Why Do I Do This To Myself?

I'm SOOO exhausted!!!

AND all I need to do to catch up is to SLEEP and be ALONE. I'm physically exhausted and socially exhausted and I need time to myself so badly!! BUT.... When I have the opportunity to be social, I take it! DESPITE the fact that I NEED to be alone to catch up!!

BAHHHH. Which is why I have short relationships, short friendships, and no constant group of friends to hang out with.

Because I am not constant!!

I starve for social interaction, so when I have the opportunity, I binge. And then I exhaust myself, and have to completely come back to myself, usually ending the friendship/relationship for good. My best friends are the ones that don't like me any less once I recuperate and return for more socializing.

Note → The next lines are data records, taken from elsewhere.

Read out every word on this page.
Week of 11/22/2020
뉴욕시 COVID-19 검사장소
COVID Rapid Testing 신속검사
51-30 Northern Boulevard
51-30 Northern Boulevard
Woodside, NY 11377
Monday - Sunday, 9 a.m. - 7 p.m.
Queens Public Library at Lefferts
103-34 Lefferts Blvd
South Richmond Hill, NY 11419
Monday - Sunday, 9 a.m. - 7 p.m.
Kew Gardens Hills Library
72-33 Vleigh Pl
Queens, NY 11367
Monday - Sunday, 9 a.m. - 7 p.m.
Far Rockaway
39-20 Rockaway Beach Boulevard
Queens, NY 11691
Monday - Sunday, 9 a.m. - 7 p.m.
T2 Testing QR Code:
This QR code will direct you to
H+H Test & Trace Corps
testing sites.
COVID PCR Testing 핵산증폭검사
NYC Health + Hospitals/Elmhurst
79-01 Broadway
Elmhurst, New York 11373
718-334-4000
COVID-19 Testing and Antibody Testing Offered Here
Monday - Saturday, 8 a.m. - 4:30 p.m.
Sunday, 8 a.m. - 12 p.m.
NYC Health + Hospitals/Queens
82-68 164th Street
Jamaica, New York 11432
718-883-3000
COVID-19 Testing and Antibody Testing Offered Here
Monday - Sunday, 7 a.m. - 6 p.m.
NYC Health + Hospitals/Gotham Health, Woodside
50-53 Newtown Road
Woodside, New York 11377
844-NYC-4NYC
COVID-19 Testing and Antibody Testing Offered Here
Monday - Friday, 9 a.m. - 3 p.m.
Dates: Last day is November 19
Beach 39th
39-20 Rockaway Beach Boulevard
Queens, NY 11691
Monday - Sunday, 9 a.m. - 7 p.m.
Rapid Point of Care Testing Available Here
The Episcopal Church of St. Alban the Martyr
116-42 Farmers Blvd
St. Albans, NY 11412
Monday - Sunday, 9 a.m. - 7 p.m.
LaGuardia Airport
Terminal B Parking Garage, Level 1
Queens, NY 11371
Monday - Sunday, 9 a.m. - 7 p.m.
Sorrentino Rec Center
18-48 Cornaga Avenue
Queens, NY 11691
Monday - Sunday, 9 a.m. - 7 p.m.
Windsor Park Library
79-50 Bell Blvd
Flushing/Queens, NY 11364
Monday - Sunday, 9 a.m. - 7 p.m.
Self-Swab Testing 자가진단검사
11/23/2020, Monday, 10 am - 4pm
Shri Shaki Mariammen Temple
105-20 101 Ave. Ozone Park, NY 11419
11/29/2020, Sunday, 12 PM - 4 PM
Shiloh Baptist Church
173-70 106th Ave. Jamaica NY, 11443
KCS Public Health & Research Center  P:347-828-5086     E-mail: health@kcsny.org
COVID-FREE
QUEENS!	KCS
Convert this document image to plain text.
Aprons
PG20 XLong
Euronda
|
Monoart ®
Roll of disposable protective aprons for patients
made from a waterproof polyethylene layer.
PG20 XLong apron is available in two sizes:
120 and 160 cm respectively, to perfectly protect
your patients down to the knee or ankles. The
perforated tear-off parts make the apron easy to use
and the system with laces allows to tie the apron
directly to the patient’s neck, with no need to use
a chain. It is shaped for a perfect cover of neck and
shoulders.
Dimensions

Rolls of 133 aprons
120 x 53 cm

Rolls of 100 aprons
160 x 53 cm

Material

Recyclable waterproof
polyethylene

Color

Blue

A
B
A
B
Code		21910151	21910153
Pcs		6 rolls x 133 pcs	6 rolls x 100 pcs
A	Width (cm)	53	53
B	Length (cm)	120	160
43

I might look like a flake, or someone who can't make up their mind, or a "floater." And in many ways, those words do describe my behavior. But it isn't that I like you any less, because in most cases, that isn't true. But I have to know that I can pull into myself and that you'll still be there when I come back out-- without bitterness. You can miss me, and be glad when I return, but if you don't give me the space and allow me to regenerate my energy, you will find that I have a low tolerance for your inability to give me the space I need. I will let you expend my energy, but at that point is when I run away and lose interest in you. When I know that I can't take that time to regenerate without you thinking something is desperately wrong, that I hate you, or that something has changed.... that is when something will change and I will lose interest in you.

I'm such a complicated person.... my desires are so paradoxical. I wonder if I'll ever be able to explain myself in a comprehensible way. Is that even possible for anyone?